Fig. 4. EC2 is the key region for PsTET3 to induce immune responses.

a Schematic diagram showing the protein structures of PsTET3 and derived deletion or replacement mutants. PsTET3 and indicated mutants fused with eGFP at the N terminus. b Representative N. benthamiana leaves infiltrated with indicated constructs were photographed 3 days after infiltration. c, d Production of ROS in TRV: GFP or TRV: NbSERK3a/b N. benthamiana leaf discs treated with 1 μM EC2-His protein or control. Mean values (±SD) of six measurements are shown. Statistical analyses were performed using Two-tailed Student’s t test. e Relative transcript levels of PTI-marker gene NbCYP71D20 in TRV: GFP or TRV: NbSERK3a/b N. benthamiana leaves infiltrated with 1 μM purified EC2-His protein or control (EC1-eGFP-His). Levels of NbCYP71D20 were normalized to NbEF1α then set relative to the levels of the buffer control (which was set to 1).

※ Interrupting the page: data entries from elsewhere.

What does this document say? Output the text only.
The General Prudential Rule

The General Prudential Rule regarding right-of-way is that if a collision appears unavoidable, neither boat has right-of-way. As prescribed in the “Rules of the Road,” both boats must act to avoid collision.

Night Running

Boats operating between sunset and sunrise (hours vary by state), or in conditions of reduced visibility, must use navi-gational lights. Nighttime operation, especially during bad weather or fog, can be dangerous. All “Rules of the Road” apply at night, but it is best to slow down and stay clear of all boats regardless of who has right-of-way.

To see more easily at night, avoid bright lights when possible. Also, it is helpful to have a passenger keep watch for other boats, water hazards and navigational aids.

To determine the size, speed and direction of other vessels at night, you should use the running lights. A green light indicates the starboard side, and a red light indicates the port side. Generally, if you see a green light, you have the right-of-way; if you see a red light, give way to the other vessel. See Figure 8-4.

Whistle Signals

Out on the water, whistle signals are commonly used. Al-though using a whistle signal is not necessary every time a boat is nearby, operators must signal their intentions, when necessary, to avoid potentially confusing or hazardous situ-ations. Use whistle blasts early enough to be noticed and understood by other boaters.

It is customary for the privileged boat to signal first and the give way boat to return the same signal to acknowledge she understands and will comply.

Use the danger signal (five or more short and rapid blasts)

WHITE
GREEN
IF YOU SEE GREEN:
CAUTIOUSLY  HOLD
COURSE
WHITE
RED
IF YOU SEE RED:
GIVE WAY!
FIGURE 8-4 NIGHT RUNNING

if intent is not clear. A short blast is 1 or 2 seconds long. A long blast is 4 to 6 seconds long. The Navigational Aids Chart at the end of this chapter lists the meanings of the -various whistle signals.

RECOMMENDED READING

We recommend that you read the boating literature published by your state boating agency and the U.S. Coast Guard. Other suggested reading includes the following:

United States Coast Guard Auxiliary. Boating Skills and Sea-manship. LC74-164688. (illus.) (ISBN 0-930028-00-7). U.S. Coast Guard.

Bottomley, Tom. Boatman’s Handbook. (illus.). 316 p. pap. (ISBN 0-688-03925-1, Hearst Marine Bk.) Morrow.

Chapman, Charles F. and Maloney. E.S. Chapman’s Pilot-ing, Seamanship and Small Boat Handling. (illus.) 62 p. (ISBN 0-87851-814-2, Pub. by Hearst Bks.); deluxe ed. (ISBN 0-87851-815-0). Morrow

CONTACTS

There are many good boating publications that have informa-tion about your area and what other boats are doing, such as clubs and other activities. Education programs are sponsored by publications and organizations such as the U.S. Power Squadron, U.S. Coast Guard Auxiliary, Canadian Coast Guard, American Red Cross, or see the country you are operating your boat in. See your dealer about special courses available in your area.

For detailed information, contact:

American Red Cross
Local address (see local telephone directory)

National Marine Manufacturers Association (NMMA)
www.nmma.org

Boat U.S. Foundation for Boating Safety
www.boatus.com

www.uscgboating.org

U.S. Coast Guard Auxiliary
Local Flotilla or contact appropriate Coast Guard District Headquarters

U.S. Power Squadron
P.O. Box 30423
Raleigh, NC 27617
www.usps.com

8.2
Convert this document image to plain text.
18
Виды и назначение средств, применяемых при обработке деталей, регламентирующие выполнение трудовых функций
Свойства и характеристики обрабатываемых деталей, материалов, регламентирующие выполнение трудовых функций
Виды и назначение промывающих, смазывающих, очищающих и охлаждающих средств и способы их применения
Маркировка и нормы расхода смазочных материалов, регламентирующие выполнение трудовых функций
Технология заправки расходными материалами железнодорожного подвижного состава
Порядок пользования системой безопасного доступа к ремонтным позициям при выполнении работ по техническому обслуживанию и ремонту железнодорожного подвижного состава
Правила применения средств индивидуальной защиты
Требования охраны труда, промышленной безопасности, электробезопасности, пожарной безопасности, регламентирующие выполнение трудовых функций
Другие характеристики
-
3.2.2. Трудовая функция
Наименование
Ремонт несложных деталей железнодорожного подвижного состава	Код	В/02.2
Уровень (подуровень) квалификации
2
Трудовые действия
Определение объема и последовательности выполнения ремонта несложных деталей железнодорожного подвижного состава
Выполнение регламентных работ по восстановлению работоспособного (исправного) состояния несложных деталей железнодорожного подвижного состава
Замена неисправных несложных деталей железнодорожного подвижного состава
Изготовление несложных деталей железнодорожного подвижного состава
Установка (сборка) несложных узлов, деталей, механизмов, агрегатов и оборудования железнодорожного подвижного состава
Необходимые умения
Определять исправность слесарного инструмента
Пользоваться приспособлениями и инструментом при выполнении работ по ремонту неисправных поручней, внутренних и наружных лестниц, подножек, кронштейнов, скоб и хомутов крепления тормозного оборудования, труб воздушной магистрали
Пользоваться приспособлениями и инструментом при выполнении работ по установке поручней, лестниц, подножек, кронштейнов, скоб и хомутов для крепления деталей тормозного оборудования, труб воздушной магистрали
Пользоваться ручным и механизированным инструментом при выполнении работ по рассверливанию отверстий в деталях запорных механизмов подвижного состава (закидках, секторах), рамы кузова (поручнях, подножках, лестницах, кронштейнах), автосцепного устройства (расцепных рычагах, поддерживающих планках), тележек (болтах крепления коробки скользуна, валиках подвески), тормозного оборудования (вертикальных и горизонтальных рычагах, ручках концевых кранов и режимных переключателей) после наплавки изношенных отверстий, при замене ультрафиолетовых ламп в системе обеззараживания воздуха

Mean values (±SD) of six measurements are shown. Statistical analyses were performed using Two-tailed Student’s t test. f MAPK phosphorylation triggered by 1 μM EC2-His in TRV: GFP or TRV: NbSERK3a/b N. benthamiana leaves. Ponceau S-stained Rubisco protein is shown as a total protein loading control. g Production of ROS in G. max leaf discs treated with 1 μM EC2-His protein or control. Mean values (±SD) of three replicates are shown. h Relative transcript levels of PR1 gene in G. max roots treated with 1 μM purified EC2-His protein or control (EC1-eGFP-His). Relative transcript levels were determined by RT-qPCR. Mean values (±SD) of three replicates are shown. Statistical analyses were performed using Two-tailed Student’s t test. All experiments were repeated three times with similar results. Source data are provided as a Source Data file.